THE PENTAGON — U.S. attack and guided missile submarine are set to field miniature unmanned aerial vehicles that will act as the eyes and ears not only for the boats below water but also help special operations forces and strike aircraft target weapons, the Navy’s Director of Undersea Warfare told USNI News last week.
As part of the Fiscal Year 2017 budget submission to Congress, the Navy is asking for small Blackwing UAVs to be launched from attack and guided missile submarines, the Navy’s director for undersea warfare Rear Adm. Charles Richard told USNI News.
“So there’s 150 small unmanned aerial systems coming in on submarines, so we’re now buying them,” Richard said.
“It’s not something that you would [just] see on a PowerPoint presentation. These are fully integrated they’ll go in talk back to the ship, talk to the combat control system and additionally we’ll have 12 of a 21-inch torpedo tube launched vehicles with much longer launched duration.”
According to a follow-on statement provided by the Navy, “the three-inch canister launched UAVs are part of Advanced Weapons Enhanced by Submarine UAS against Mobile targets (AWESUM) demonstrates submarine launch, data sharing and control across the Joint Force.”

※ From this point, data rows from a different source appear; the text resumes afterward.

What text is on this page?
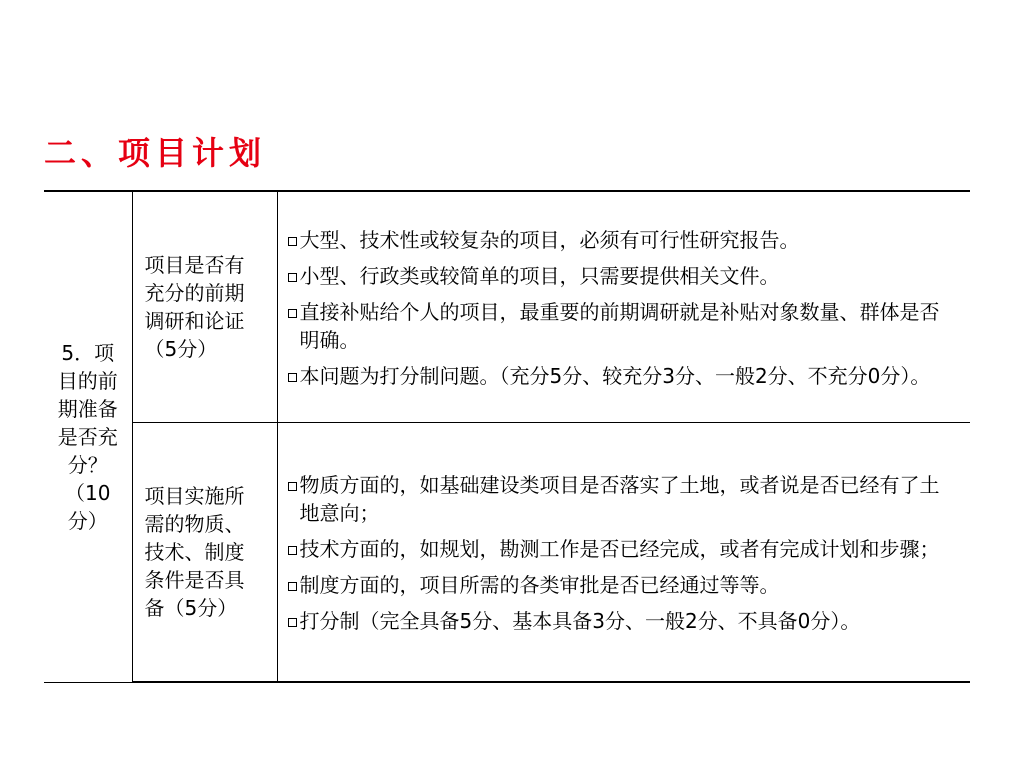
二、项目计划
5．项目的前期准备是否充分？（10分）	项目是否有充分的前期调研和论证（5分）	大型、技术性或较复杂的项目，必须有可行性研究报告。
小型、行政类或较简单的项目，只需要提供相关文件。
直接补贴给个人的项目，最重要的前期调研就是补贴对象数量、群体是否明确。
本问题为打分制问题。（充分5分、较充分3分、一般2分、不充分0分）。

	项目实施所需的物质、技术、制度条件是否具备（5分）	物质方面的，如基础建设类项目是否落实了土地，或者说是否已经有了土地意向；
技术方面的，如规划，勘测工作是否已经完成，或者有完成计划和步骤；
制度方面的，项目所需的各类审批是否已经通过等等。
打分制（完全具备5分、基本具备3分、一般2分、不具备0分）。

The current year budget move is set to further operationalize a years-long program to use small UAVs from attack and guided missile boats.
Naval Sea Systems Command Program Executive Officer Subs briefed the AWESUM program publically in late 2013 and outlined the work with U.S. special operations forces (SOF) and the U.S Air Force.

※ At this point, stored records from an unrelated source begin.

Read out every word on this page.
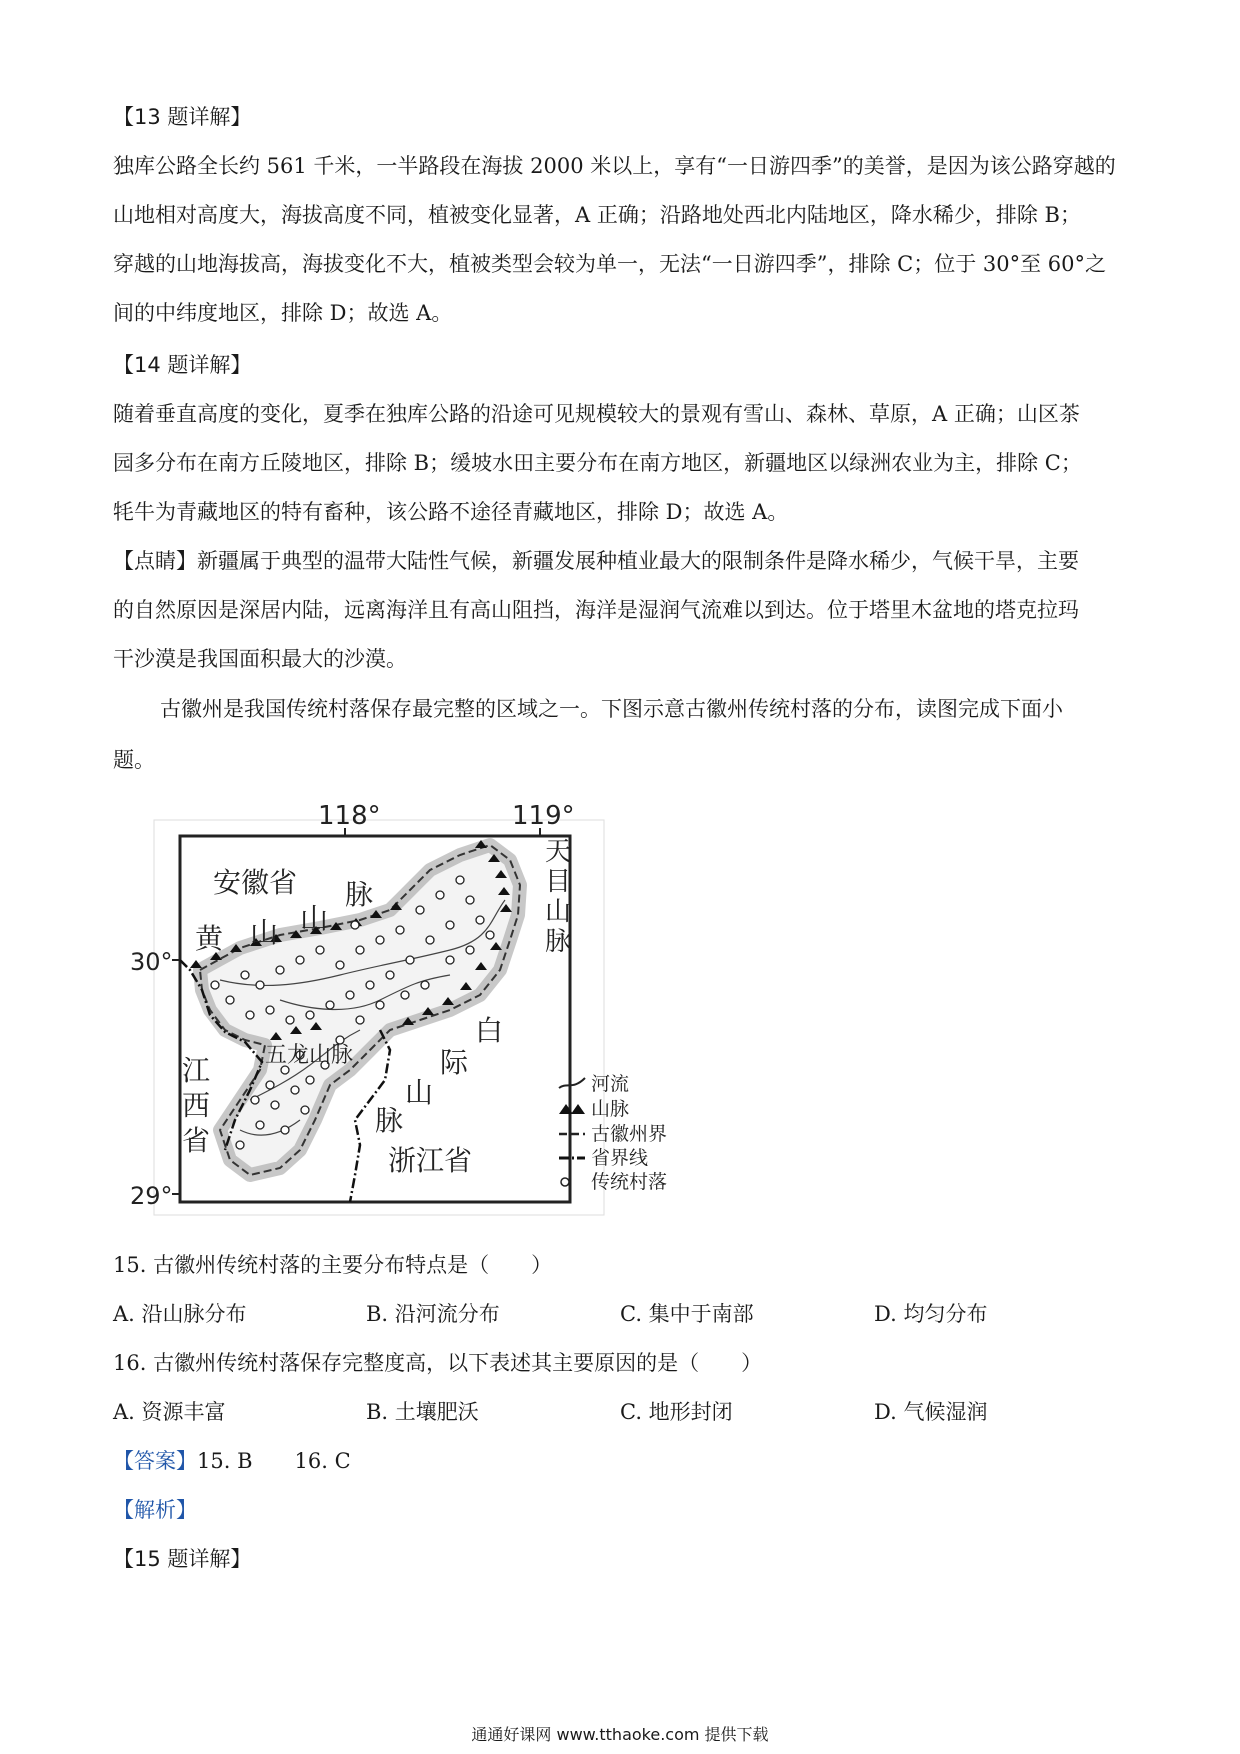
【13 题详解】
独库公路全长约 561 千米，一半路段在海拔 2000 米以上，享有“一日游四季”的美誉，是因为该公路穿越的
山地相对高度大，海拔高度不同，植被变化显著，A 正确；沿路地处西北内陆地区，降水稀少，排除 B；
穿越的山地海拔高，海拔变化不大，植被类型会较为单一，无法“一日游四季”，排除 C；位于 30°至 60°之
间的中纬度地区，排除 D；故选 A。
【14 题详解】
随着垂直高度的变化，夏季在独库公路的沿途可见规模较大的景观有雪山、森林、草原，A 正确；山区茶
园多分布在南方丘陵地区，排除 B；缓坡水田主要分布在南方地区，新疆地区以绿洲农业为主，排除 C；
牦牛为青藏地区的特有畜种，该公路不途径青藏地区，排除 D；故选 A。
【点睛】新疆属于典型的温带大陆性气候，新疆发展种植业最大的限制条件是降水稀少，气候干旱，主要
的自然原因是深居内陆，远离海洋且有高山阻挡，海洋是湿润气流难以到达。位于塔里木盆地的塔克拉玛
干沙漠是我国面积最大的沙漠。
古徽州是我国传统村落保存最完整的区域之一。下图示意古徽州传统村落的分布，读图完成下面小
题。
118°	119°
30°
29°
安徽省
黄 山 山
脉
天
目
山
脉
江
西
省
五龙山脉
白
际
山
脉
浙江省
河流
山脉
古徽州界
省界线
传统村落
15. 古徽州传统村落的主要分布特点是（　　）
A. 沿山脉分布	B. 沿河流分布	C. 集中于南部	D. 均匀分布
16. 古徽州传统村落保存完整度高，以下表述其主要原因的是（　　）
A. 资源丰富	B. 土壤肥沃	C. 地形封闭	D. 气候湿润
【答案】15. B　　16. C
【解析】
【15 题详解】
通通好课网 www.tthaoke.com 提供下载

The briefing slides from late 2013 indicated the Blackwings would communicate with a submarines antennas and could provide third party targeting information to aircraft through Link 16 data links. In addition to the targeting function, the UAVs could also possibly be weaponized as a defensive measure for submarines operating in the littorals.
The miniature UAVs are launched through the boats’ existing systems it uses for acoustic countermeasures and have a flight endurance of less than an hour, according to the 2013 presentation.
In 2013, the Navy Research Lab (NRL) also tested larger Sea Robin UAV, powered by fuel-cell technology and launched from a modified Tomahawk Land Attack Missile canister.